Increase time spent in reviews. The comparison of my A/FR ratio shows that I am spending too much time in the compile and test phase; I can improve this by either decreasing the time spent in compile/test (either by shortchanging quality-- not acceptable-- or by improving yield so that compile/test takes less time) or by increasing the time spent in reviews (which should increase yield, improving A/FR even further!). I will choose to inspect more, hopefully improving yield in the process.

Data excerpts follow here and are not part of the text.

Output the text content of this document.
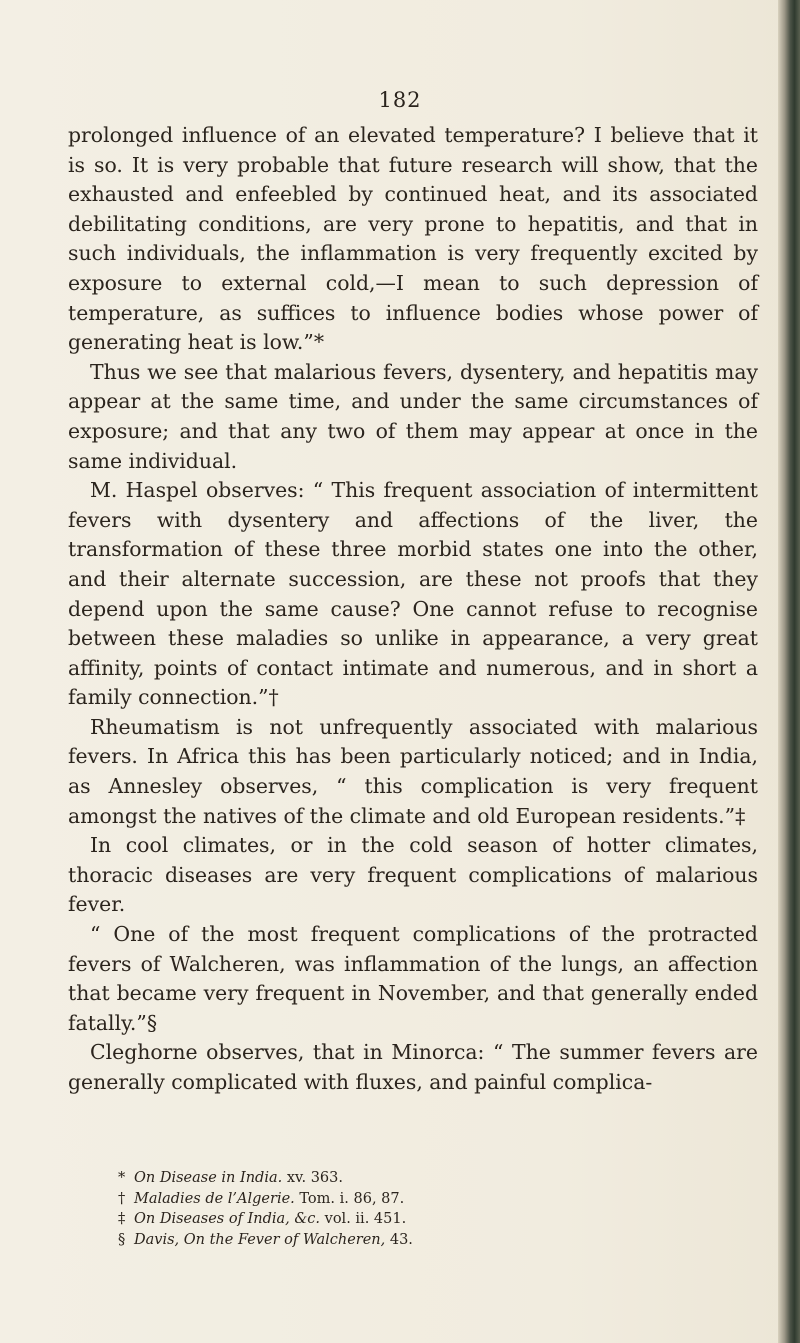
182

prolonged influence of an elevated temperature? I believe that it is so. It is very probable that future research will show, that the exhausted and enfeebled by continued heat, and its associated debilitating conditions, are very prone to hepatitis, and that in such individuals, the inflammation is very frequently excited by exposure to external cold,—I mean to such depression of temperature, as suffices to influence bodies whose power of generating heat is low.”*

Thus we see that malarious fevers, dysentery, and hepatitis may appear at the same time, and under the same circumstances of exposure; and that any two of them may appear at once in the same individual.

M. Haspel observes: “ This frequent association of intermittent fevers with dysentery and affections of the liver, the transformation of these three morbid states one into the other, and their alternate succession, are these not proofs that they depend upon the same cause? One cannot refuse to recognise between these maladies so unlike in appearance, a very great affinity, points of contact intimate and numerous, and in short a family connection.”†

Rheumatism is not unfrequently associated with malarious fevers. In Africa this has been particularly noticed; and in India, as Annesley observes, “ this complication is very frequent amongst the natives of the climate and old European residents.”‡

In cool climates, or in the cold season of hotter climates, thoracic diseases are very frequent complications of malarious fever.

“ One of the most frequent complications of the protracted fevers of Walcheren, was inflammation of the lungs, an affection that became very frequent in November, and that generally ended fatally.”§

Cleghorne observes, that in Minorca: “ The summer fevers are generally complicated with fluxes, and painful complica-

* On Disease in India. xv. 363.

† Maladies de l’Algerie. Tom. i. 86, 87.

‡ On Diseases of India, &c. vol. ii. 451.

§ Davis, On the Fever of Walcheren, 43.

Increase review yield. This is really the goal. I'm setting an initial target of design/code review yield at 50%, but I'd like to see this increase considerably over time, up to the 75-80 percent range. I can do this by increasing the time spent on review, adding more formal review processes (now that I better understand the processes described in the text, I can use them more effectively) and by doing more effective reviews in general, by increasing my knowledge of inspections and their execution (I have started this process by identifying relevant articles and books on the subject, which will hopefully increase my inspections' effectiveness).

These three items, all of which contribute toward the effectiveness of reviews, represent my initial focus after this study. It's interesting to note that none of the above items focus on estimation, and that's worth an explanation. I'm not focusing on estimation for two reasons. First, in my current development environment, estimation is not as high a priority as quality-- my schedule is extremely flexible. Second, I can't think of anything I can do to increase my estimation accuracy except practice, which will come by the execution of the PSP as time goes on. Therefore, my focus will remain on design, design representation, and design/code inspection.